Moving graphics for teaching

Dynamic processes, either physical or algorithmic, can be effectively visualized using animation of figures, preferably with some interactive control through a graphical user interface. We want to explore the use of Python and Tk/Pmw for this purpose. With a proper set of software modules and documentation, we hope to offer tools that non-experts can use for efficiently creating dynamic, visual illustrations of topics met in teaching practice. That is, instead of drawing a couple of rough figures on the blackboard indicating some dynamic process you can develop a professional, interactive animation.

Automatic generation of Diffpack code

Although C++ programming with Diffpack is straightforward and often a matter of some manual editing of template codes, you still need to do some careful manual work. We intend to build interfaces, using scripting languages, that automatically generate a working Diffpack code from a mathematical specification of the PDEs to be solved. Further development and tuning can then be performed directly in the Diffpack code, but the proposed tool will get you started with a new application much more quickly, especially if you are a novice Diffpack programmer.

Graphical user interfaces

Python is easily combined with various GUI software, like Tk, Qt, Gtk, MFC, and java.swing. Programming with Tk and Tk extensions (Pmw) from Python means that cross-platform GUIs can be generated with a minimum of code. In other words, if you already steer your scientific computing applications through Python scripts, adding a GUI on top is an efficient process that requires much less code than in C++ or Java.
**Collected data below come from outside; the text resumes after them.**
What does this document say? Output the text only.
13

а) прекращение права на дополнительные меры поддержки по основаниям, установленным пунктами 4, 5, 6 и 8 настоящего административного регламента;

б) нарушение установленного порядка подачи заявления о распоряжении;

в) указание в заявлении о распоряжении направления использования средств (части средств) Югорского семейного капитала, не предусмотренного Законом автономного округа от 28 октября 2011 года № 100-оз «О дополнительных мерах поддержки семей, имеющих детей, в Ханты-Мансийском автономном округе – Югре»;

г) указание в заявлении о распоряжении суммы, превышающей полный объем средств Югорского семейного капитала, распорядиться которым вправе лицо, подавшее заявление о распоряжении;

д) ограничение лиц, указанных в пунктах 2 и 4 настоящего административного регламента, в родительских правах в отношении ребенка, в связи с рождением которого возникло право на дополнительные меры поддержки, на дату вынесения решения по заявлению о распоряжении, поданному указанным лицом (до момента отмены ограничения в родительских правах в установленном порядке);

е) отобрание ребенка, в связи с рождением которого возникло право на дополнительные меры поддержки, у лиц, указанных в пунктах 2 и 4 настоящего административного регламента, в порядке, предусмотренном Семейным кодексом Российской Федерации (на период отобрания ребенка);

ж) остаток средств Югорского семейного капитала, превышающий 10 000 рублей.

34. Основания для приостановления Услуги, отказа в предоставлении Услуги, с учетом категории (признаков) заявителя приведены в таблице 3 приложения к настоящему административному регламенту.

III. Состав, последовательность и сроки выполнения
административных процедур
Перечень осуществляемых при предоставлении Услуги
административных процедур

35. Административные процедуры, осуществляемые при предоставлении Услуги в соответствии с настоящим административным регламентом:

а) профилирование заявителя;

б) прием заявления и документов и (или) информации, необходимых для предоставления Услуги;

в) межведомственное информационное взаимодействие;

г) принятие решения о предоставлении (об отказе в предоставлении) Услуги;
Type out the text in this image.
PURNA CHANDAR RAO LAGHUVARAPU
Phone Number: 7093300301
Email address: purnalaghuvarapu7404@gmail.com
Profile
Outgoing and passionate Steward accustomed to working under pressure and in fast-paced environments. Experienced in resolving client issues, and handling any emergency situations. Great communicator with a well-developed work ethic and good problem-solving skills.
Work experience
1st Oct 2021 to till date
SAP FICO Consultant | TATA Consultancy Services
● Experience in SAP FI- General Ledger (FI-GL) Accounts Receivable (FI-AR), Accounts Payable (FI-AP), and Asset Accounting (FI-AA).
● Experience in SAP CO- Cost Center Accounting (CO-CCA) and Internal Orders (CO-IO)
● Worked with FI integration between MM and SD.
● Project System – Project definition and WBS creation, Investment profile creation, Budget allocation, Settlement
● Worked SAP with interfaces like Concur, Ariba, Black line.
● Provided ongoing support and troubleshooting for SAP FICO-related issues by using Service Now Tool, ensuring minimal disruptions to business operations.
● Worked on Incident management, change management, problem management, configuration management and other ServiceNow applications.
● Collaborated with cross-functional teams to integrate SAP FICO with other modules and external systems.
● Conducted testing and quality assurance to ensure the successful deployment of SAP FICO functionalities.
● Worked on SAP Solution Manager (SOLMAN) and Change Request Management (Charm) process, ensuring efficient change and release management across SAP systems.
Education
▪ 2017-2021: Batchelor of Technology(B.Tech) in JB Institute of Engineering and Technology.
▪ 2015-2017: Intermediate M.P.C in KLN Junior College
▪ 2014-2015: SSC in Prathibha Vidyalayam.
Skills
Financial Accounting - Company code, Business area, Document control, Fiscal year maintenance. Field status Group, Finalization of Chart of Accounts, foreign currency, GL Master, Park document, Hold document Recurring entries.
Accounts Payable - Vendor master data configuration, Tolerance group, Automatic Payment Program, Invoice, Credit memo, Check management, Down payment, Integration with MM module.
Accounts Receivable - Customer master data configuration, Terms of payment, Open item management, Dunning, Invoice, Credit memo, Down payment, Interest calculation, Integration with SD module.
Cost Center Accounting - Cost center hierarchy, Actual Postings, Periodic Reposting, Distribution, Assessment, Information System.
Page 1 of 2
Python and most of its GUI tools are, of course, cross platform and run on Unix, Windows, and Mac.

An ongoing project is to build a graphical interface to the Vtk library for visualization of stationary and time-dependent scalar and vector fields in 2D and 3D. This graphical interface will hopefully offer "visual programming" of the type met in AVS and IRIS Explorer. Together with the Python and C++ interfaces to the Vtk data structures and algorithms, the resulting tool can indeed give you the best of all worlds:

Personnel

Hans Petter Langtangen (book author, course developer, software developer, Diffpack-Python coupling), Kent-Andre Mardal (course and software developer, Diffpack-Python coupling), Ola Skavhaug (high-level parallel Python/BSP/MPI programming), Åsmund Ødegård and Halvard Moe (oracles/wizards), Konrad Hinsen (computational Python expert, France), Greg McFarlane (GUI expert, Australia), Roger Hansen (coupling of Python with F77/C/C++).

Results

Over 550 pages of the book have been written (in revised version) and about 250 students have passed the course (IN 228). One cand.scient. student (Roger Hansen) has been produced, and additional thesis are in progress. Ola Skavhaug has developed parallel PDE solvers based on very high-level programming in Python/BSP.